What if you only want to handle particular types of exception? There are two functions that can help with this:

int PyErr_ExceptionMatches(PyObject *exc)

int PyErr_GivenExceptionMatches(PyObject *given,
                                     PyObject *exc)

The first tests to see if the current exception matches exc, i.e. is an instance or a derived type. If exc is a tuple all classes are tested. The given parameter specifies a class to compare exc to. PyErr_ExceptionMatches should only be called when an exception is actually raised. You can discover if an exception is raised using:

```
PyObject *PyErr_Occurred()
```

It returns NULL if there is no exception or the exception object without incrementing its reference count.

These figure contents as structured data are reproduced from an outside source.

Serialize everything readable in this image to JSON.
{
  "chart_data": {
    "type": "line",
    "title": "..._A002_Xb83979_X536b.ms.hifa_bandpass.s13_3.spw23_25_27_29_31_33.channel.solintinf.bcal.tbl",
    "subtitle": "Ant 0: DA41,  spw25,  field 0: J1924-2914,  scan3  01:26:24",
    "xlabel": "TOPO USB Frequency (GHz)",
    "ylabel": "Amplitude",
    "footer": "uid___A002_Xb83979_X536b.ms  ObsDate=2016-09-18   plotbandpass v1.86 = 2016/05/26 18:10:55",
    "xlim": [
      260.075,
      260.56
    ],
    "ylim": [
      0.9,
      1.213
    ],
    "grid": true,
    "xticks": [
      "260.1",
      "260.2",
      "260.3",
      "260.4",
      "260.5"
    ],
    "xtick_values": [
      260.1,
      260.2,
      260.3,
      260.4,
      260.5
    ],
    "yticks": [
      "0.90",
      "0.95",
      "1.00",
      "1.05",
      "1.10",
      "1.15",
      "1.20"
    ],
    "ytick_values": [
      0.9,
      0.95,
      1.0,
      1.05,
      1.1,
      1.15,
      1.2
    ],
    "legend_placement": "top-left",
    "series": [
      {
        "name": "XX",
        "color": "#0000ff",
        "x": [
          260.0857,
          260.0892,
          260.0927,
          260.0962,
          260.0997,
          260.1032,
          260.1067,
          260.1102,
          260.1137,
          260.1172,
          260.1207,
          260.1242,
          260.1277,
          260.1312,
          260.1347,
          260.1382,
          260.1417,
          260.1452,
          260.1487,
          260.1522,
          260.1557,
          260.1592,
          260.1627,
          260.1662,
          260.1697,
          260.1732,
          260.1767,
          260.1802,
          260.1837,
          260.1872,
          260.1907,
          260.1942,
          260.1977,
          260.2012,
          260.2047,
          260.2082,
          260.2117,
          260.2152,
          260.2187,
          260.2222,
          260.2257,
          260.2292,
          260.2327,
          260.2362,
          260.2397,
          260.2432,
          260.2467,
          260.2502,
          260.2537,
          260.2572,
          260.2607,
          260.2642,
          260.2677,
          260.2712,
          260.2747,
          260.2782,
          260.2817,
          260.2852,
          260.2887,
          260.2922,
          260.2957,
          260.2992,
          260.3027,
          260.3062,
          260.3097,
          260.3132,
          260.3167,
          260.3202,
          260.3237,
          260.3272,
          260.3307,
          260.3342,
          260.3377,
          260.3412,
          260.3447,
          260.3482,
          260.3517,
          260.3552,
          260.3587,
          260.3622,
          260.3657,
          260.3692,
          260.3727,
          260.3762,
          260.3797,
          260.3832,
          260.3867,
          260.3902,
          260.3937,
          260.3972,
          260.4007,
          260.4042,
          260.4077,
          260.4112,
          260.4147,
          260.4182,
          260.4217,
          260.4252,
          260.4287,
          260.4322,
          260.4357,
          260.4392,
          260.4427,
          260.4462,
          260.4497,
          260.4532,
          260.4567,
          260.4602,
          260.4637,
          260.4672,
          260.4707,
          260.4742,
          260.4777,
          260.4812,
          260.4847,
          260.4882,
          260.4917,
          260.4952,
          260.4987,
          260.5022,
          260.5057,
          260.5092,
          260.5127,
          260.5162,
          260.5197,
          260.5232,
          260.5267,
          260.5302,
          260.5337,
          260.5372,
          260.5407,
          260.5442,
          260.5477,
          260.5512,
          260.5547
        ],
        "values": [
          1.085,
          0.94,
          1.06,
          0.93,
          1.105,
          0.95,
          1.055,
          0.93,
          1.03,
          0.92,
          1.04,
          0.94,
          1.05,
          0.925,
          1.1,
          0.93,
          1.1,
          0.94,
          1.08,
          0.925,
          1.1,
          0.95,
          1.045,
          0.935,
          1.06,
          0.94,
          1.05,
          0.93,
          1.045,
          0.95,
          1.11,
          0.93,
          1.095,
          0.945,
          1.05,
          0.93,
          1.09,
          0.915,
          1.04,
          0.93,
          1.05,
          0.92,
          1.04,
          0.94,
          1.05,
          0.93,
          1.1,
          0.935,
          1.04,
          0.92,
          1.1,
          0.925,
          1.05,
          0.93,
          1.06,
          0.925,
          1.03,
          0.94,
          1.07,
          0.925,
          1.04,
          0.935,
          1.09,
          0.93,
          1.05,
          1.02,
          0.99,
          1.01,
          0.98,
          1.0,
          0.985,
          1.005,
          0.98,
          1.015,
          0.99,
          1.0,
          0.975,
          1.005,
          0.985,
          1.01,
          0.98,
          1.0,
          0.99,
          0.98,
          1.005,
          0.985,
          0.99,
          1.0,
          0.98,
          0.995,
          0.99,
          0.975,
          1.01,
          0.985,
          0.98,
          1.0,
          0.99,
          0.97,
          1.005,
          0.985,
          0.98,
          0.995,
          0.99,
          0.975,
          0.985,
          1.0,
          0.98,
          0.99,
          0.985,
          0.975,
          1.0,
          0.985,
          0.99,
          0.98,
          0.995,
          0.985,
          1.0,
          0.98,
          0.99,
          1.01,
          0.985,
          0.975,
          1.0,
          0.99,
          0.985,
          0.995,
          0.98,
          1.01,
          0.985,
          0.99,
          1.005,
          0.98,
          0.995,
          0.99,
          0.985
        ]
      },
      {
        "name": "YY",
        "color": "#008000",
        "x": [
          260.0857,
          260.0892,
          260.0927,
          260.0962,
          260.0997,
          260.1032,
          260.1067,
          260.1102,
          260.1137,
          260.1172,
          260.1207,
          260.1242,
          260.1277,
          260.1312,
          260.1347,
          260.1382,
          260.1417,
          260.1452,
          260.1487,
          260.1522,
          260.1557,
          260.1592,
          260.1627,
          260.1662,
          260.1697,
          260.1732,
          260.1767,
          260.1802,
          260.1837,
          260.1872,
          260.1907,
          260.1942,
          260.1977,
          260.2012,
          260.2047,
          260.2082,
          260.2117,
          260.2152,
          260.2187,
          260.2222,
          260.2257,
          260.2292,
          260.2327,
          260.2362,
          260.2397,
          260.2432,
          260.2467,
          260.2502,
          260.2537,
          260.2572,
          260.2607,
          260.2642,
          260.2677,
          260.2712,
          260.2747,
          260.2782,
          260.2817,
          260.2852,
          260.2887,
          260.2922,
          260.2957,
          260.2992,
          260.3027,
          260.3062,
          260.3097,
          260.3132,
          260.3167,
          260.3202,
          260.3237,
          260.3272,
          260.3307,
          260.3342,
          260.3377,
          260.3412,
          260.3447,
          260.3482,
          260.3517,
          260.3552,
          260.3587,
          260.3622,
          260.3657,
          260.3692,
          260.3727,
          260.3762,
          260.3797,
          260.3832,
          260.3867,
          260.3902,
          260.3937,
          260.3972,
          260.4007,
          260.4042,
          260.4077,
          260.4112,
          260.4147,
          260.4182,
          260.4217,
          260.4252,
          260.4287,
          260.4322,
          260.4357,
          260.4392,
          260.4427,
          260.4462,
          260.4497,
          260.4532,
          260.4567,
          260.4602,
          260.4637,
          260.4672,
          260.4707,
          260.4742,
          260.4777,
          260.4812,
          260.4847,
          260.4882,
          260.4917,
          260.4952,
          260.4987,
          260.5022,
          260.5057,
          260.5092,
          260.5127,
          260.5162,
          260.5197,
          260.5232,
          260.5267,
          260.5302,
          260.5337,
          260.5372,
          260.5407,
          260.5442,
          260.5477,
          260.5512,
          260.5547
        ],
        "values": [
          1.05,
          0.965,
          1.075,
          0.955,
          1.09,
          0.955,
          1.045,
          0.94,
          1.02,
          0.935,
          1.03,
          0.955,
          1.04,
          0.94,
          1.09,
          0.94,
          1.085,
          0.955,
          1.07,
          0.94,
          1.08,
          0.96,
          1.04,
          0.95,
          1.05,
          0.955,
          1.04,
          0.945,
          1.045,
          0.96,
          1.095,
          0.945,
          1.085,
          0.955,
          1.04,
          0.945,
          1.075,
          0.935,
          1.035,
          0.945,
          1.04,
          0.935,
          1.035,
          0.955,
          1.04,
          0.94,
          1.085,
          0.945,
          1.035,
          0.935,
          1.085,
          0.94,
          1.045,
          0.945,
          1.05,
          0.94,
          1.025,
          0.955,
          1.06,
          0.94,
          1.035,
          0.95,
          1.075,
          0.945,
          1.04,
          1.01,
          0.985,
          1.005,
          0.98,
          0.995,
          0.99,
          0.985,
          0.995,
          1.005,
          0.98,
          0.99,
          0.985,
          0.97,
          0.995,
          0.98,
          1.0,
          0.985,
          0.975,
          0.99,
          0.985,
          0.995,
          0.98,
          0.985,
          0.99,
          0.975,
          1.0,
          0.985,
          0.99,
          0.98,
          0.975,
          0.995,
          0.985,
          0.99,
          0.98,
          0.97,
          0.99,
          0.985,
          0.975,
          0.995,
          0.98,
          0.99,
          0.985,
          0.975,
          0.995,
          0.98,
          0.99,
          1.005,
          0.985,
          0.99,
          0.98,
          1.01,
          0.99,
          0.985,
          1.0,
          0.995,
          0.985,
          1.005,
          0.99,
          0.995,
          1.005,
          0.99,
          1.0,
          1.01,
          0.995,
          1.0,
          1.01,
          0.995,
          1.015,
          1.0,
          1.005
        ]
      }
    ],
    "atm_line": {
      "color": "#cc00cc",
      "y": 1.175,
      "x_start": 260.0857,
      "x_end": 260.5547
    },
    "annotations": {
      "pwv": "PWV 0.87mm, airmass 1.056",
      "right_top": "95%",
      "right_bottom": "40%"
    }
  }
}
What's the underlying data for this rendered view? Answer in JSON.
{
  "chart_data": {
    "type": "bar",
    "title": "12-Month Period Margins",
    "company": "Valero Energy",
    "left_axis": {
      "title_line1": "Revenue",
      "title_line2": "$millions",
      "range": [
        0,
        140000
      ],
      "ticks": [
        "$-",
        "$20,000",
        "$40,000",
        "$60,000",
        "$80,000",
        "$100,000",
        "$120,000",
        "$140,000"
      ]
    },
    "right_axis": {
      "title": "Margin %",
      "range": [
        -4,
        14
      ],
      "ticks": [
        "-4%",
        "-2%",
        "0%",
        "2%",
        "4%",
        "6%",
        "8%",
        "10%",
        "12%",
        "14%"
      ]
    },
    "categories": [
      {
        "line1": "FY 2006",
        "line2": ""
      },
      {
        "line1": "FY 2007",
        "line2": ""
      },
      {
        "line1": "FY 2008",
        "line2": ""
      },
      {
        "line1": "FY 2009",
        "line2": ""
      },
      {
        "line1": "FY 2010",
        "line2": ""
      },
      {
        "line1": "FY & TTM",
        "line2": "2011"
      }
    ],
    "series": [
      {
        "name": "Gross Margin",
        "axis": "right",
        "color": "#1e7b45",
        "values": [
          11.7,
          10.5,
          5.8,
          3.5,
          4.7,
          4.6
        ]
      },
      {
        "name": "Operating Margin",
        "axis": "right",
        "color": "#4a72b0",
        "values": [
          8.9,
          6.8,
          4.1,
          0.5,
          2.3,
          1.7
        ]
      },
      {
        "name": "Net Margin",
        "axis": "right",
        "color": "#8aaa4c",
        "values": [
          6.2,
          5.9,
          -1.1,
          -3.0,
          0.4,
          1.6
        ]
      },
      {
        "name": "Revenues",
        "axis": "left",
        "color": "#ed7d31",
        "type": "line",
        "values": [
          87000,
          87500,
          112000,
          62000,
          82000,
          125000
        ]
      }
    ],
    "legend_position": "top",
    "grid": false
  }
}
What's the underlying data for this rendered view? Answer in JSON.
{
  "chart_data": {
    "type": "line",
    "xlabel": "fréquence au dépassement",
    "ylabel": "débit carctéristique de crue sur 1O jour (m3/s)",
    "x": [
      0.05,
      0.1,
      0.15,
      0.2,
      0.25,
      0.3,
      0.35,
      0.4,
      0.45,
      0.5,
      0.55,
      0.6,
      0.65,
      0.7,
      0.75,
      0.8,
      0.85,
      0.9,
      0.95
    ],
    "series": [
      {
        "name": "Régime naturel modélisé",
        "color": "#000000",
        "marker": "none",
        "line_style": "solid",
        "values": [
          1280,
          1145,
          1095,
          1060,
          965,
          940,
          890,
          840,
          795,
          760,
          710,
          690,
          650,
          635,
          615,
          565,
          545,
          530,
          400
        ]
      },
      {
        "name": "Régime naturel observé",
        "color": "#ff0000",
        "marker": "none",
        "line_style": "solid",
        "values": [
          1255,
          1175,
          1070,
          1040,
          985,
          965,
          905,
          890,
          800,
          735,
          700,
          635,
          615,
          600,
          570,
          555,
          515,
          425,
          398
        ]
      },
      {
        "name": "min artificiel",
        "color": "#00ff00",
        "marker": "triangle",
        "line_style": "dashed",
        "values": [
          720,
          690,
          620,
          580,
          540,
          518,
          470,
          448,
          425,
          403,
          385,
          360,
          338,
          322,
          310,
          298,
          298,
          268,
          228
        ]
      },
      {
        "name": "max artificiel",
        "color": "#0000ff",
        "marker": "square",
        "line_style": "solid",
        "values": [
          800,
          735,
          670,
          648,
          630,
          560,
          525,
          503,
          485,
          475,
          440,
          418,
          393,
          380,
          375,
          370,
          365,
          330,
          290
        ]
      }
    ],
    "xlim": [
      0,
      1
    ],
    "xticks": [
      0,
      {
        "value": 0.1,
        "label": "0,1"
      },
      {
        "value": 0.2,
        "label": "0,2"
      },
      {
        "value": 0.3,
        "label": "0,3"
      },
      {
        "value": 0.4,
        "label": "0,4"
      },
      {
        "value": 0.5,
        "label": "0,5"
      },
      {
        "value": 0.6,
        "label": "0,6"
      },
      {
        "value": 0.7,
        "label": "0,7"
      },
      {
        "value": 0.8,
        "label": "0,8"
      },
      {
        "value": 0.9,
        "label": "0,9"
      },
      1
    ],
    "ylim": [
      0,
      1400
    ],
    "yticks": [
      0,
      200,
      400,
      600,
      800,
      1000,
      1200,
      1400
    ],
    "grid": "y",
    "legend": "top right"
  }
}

For example, to test specifically for division by zero and only handling the exception if it is:

static PyObject *exception5(PyObject *self, 
                                      PyObject *args)
{
     PyObject *x = PyLong_FromLong(1);
     PyObject *y = PyLong_FromLong(0);
     PyObject *ans = PyNumber_TrueDivide(x, y);
     if (PyErr_Occurred() != NULL)
     {
          if(PyErr_ExceptionMatches(
                      PyExc_ZeroDivisionError)){
               PyErr_Clear();
               PyObject *z = PyLong_FromLong(1);
               ans = PyNumber_TrueDivide(x, z);
               Py_DECREF(z);
          }
     }
     Py_DECREF(x);
     Py_DECREF(y);
     return ans;
}

Notice that if the exception is anything except a division-by zero-error it is passed back to the Python system.

extendPython180

In chapter but not in this extract

Testing Reference Counting
An Example
Using sys and gc

Summary

C doesn’t provide any error handling beyond error numbers and error messages and most often an error means a runtime error.
Python provides a sophisticated exception system designed to allow errors to be caught and corrected, so avoiding a runtime error.
An exception is raised by the system creating an instance of an exception class and then moving up the call stack to find the first try/except that will handle the exception.
If no try/except is found then a runtime error occurs.
A try clause can be set to accept specific exceptions by specifying the classes and hence derived objects it can handle.
A Python program can raise a built-in exception using the raise keyword and it can raise a custom exception by inheriting from the Exception base class.
A Python C function returns NULL or -1 to signal that an error has occurred and sets three system variable to specify the exception.
Returning NULL or -1 without raising an exception is a run time error.
The C API provides a range of classes that represent built-in exceptions and you can create derived classes to represent custom exceptions.
The C API can raise an exception by creating an exception object and returning NULL or -1.
In most cases a C function will pass on any error that a C API function returns to the system after doing any cleaning up that might be necessary.
A C function can also test for the type of exception and handle it if this is possible.
Reference counting is very difficult to get right and is the cause of many errors and exceptions.
You can discover what the reference count is in C and Python.
Objects passed into a C function may not have the reference count you expect due to system references and caching. Check that the change in the reference count is correct.
You can use the sys and gc modules to monitor and control garbage collection.